Cette nouvelle méthode permet de détecter les traces de salive laissées par les vecteurs de transmission sur la plante, ce qui permet ensuite aux agriculteurs de déterminer si les arbres ont été infectés avant même qu'ils ne commencent à présenter les symptômes du verdissement des agrumes.

Les chercheurs ont franchi une nouvelle étape dans la lutte contre la maladie du verdissement des agrumes qui frappe le secteur.

Une méthode potentielle de détection précoce de la maladie, également connue sous le nom de « citrus huanglongbing » (HLB), a été annoncée plus tôt cette année par Sheo Shankar Pandey, chercheur postdoctoral en phytopathologie, et Nian Wang, professeur de microbiologie et de sciences cellulaires.

Il s'agit essentiellement d'une amélioration en matière de détection, en ce qui concerne la confirmation.

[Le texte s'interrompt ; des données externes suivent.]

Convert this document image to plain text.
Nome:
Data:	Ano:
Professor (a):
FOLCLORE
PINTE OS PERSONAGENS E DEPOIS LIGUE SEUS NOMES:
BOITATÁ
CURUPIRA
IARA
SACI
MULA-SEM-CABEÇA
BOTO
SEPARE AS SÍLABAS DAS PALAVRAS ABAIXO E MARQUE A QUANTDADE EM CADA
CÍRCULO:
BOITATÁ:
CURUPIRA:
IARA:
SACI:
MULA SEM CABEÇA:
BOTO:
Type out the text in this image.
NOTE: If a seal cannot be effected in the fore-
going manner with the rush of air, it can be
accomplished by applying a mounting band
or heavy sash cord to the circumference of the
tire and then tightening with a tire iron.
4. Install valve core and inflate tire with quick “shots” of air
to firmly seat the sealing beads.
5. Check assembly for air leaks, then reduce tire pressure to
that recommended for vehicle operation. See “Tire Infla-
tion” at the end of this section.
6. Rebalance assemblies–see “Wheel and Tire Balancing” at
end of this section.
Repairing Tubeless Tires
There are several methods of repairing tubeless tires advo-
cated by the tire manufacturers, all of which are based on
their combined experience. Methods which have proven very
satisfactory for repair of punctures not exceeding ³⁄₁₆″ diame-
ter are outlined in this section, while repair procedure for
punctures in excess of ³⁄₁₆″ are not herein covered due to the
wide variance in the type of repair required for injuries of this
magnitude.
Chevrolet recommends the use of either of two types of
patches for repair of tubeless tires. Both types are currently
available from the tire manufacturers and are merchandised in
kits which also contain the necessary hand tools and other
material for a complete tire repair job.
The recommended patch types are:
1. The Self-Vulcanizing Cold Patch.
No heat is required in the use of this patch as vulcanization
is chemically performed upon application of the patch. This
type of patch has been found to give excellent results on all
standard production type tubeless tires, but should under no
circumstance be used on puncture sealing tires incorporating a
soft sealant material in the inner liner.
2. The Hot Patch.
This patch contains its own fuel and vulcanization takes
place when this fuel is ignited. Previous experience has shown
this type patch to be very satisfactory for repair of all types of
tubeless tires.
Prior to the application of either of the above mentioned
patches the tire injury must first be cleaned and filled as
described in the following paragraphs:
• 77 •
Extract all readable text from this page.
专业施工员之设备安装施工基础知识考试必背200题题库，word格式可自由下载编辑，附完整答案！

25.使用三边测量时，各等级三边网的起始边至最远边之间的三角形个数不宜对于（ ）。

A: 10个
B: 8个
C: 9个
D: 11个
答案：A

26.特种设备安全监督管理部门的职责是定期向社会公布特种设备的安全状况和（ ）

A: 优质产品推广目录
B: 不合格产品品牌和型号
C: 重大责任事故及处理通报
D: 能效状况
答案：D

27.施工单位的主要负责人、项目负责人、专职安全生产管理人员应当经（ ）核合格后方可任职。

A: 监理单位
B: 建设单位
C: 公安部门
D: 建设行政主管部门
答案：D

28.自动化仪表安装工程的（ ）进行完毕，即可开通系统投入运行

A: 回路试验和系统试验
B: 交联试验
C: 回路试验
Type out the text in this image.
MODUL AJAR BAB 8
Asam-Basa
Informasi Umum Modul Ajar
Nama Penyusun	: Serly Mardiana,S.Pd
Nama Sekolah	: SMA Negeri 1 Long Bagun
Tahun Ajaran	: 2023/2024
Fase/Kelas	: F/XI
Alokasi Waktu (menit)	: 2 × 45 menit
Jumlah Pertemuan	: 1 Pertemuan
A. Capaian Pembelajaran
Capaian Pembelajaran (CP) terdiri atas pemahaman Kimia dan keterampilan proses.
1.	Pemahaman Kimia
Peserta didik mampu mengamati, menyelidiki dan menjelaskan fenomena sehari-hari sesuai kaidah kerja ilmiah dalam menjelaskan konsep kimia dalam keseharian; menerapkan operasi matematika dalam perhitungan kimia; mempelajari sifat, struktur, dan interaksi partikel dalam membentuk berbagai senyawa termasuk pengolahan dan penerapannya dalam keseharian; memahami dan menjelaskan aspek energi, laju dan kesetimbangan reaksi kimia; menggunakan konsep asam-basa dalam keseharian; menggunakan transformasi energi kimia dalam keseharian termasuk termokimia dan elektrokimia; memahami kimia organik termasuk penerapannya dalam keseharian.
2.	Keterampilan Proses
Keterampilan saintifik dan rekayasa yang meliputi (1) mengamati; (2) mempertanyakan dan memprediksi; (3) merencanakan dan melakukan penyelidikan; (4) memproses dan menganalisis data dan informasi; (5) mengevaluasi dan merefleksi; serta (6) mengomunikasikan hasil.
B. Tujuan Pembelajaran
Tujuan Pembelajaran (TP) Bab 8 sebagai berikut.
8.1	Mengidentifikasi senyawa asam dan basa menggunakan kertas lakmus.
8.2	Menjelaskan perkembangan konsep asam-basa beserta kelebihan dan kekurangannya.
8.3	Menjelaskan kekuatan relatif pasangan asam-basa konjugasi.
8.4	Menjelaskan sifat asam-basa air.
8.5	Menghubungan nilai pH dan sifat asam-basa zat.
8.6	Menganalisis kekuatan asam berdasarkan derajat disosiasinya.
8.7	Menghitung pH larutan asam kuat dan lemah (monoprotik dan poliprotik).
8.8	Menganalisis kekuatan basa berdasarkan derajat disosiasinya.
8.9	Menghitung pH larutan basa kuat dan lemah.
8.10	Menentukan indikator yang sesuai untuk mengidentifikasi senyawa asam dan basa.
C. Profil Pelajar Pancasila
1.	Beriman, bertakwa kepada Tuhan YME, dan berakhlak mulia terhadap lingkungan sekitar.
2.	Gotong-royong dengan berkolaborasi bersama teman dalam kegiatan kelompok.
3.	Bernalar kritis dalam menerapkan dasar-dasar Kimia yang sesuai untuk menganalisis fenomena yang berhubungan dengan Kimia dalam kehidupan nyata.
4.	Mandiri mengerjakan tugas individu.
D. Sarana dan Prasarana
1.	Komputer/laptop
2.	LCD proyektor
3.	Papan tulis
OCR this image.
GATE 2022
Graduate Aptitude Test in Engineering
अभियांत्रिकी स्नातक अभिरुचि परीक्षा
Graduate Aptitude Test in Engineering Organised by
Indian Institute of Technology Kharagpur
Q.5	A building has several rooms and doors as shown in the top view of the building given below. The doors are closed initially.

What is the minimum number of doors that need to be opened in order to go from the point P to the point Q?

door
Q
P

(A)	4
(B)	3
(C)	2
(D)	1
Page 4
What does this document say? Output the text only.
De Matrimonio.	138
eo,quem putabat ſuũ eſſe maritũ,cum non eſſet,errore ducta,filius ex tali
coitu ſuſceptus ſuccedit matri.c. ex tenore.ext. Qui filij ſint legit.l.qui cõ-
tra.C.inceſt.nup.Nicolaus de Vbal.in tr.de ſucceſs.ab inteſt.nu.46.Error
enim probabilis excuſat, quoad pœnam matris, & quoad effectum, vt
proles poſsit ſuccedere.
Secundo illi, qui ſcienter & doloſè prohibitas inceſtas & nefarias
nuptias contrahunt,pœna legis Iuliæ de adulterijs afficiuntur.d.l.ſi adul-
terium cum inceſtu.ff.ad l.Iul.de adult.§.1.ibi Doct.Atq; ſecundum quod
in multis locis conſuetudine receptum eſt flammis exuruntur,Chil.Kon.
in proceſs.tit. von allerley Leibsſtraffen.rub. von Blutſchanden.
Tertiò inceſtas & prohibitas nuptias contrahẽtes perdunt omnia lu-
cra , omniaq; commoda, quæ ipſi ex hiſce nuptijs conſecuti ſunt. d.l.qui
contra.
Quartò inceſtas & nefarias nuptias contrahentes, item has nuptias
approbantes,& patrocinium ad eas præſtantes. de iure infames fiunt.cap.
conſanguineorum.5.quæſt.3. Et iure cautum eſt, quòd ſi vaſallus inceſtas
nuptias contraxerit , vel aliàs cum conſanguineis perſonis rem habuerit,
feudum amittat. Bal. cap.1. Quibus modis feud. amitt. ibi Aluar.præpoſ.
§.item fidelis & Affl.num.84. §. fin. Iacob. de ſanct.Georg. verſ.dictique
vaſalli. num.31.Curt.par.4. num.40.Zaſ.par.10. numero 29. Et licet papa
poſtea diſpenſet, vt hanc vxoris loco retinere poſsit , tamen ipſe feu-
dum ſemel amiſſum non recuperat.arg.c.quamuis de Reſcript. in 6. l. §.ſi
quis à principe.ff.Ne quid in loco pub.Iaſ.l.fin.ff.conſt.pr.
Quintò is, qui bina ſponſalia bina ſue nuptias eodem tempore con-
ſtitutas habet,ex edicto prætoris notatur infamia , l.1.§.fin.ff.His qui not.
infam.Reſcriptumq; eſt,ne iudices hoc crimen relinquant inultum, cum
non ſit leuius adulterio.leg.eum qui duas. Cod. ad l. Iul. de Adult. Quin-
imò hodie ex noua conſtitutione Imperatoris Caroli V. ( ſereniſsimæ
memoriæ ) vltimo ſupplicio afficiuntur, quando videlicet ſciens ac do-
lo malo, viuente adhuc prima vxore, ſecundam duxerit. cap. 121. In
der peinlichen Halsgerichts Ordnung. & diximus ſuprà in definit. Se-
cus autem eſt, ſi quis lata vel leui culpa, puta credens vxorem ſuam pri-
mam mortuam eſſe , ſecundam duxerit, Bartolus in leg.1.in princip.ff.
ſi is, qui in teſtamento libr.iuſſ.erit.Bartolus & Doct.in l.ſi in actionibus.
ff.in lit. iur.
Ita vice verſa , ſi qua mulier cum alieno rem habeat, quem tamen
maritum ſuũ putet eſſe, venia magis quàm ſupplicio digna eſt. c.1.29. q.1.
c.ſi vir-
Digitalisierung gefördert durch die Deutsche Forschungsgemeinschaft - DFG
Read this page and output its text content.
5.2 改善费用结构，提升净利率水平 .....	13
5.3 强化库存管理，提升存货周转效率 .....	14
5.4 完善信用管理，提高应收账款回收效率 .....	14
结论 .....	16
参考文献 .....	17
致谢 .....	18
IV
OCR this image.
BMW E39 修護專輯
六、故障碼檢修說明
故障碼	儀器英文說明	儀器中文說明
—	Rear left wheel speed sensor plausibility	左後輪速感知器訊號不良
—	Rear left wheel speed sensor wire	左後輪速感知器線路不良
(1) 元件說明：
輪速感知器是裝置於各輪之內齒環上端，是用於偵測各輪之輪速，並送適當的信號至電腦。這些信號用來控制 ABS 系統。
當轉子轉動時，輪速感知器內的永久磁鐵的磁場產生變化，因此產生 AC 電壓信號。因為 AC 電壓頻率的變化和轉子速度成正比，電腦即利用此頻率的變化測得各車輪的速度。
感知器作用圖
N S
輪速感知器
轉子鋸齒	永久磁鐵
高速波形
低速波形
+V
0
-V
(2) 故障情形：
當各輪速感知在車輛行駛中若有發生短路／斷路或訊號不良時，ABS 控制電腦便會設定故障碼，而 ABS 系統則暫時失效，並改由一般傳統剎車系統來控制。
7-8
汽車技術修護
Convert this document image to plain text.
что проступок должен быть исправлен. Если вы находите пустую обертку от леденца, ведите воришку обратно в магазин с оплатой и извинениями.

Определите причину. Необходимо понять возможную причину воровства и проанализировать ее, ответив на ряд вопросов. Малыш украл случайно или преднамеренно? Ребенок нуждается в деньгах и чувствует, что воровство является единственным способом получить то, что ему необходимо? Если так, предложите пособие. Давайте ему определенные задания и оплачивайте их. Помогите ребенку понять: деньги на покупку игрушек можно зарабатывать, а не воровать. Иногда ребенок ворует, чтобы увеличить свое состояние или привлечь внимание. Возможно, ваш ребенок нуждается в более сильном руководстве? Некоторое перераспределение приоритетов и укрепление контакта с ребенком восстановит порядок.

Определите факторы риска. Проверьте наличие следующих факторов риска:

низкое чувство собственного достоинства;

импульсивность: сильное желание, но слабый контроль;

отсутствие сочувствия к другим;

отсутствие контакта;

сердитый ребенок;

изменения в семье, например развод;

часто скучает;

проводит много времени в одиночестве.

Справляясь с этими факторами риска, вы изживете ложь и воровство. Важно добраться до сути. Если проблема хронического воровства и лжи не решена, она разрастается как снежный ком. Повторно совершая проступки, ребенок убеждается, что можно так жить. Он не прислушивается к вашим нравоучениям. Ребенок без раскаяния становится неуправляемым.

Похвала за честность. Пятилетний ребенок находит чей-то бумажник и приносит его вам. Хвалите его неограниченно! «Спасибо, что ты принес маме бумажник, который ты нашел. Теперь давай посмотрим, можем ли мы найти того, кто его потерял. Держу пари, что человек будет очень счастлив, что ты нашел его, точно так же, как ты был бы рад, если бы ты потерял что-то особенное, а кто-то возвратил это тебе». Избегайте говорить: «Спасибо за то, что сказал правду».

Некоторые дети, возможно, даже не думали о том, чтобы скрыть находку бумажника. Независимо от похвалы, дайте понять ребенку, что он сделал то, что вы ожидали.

La difficulté avec toutes ces techniques réside dans leur mise à l'échelle pour les rendre applicables sur le plan épidémiologique à grande échelle. – Tim Gottwald, épidémiologiste végétal au ministère américain de l'Agriculture

Les deux chercheurs travaillent au centre de recherche et de formation sur les agrumes de l’université de Floride et ont publié un article détaillant leurs conclusions dans l’American Phytopathological Society.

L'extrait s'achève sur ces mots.